While pre-staging is not in the plan at this time, Capt. Reed says in the past few days, his station has been going over how they’ll prioritize fires if there are multiple starts, adding it’s an “all hands on deck” situation.

“I think that the staff administration’s done a good job of putting the right people in the right places, so I think we’re set up,” Capt. Reed said.

Rodney Redinger with the Kansas Forest Service says his agency finalized its action plan Thursday morning.
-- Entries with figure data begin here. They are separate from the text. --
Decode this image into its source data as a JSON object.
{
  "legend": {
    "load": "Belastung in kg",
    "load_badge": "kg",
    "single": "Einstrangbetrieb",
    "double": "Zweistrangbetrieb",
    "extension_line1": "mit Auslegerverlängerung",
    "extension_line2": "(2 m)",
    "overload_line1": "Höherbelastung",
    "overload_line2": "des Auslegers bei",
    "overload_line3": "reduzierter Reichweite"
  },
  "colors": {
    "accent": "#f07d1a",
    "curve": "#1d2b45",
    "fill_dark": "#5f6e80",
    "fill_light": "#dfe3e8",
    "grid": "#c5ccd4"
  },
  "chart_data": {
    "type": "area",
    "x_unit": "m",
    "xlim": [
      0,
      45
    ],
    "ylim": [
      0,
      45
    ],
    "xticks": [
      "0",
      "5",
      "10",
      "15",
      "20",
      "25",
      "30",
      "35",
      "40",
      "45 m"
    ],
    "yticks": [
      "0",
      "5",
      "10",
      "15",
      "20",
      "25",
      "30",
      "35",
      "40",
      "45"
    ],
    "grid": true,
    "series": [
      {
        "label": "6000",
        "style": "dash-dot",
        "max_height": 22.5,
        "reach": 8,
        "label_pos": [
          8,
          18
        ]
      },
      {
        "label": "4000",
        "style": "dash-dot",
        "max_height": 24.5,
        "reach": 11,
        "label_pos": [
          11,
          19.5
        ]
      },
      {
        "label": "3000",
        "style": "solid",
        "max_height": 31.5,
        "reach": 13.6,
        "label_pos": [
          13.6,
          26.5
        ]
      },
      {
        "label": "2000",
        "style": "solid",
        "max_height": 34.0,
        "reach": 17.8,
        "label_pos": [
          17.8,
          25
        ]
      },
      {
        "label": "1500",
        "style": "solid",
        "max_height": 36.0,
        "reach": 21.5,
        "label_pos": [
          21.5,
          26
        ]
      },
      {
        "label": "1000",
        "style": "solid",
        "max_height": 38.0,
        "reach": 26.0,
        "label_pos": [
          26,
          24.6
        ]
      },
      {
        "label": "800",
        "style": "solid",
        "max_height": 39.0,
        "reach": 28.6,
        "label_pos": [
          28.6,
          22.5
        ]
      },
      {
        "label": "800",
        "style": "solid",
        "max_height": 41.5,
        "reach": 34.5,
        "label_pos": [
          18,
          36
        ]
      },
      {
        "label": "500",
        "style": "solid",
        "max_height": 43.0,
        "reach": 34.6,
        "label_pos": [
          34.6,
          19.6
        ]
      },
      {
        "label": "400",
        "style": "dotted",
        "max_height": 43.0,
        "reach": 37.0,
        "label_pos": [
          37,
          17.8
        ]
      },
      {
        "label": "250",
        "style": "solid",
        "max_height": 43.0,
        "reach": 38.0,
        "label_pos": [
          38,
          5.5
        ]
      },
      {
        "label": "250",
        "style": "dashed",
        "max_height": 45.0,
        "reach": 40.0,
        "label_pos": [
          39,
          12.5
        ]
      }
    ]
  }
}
In addition, while all firefighting aircraft across the state will be at the ready, there are no plans to transfer aircraft at this time.

“It’s such a widespread fire weather concern across the state that trying to pick one spot is kinda like throwing a dart at the map,” Redinger said.

Redinger says while shortages in available help in certain areas (particularly Western Kansas) could occur this weekend, the KFS is working with partner/other area agencies to ensure resources could be transferred as quickly and efficiently as possible if necessary.

“We do communicate very well not only with our state partners to help shift resources from the eastern part of the state to the western part of the state, but we also communicate out of state to our neighbors Colorado [&] Oklahoma,” Redinger said.

Both Redinger and Capt. Reed say residents staying fire aware will be crucial to ensuring a job well done this weekend.

“You never know how good of a job you do with the fires you prevent,” Redinger said.

“As long as we’re out there and citizens are being aware of what they’re burning, discarding cigarettes, being careful with sparks while working, we’ll be in a better place,” Capt. Reed said.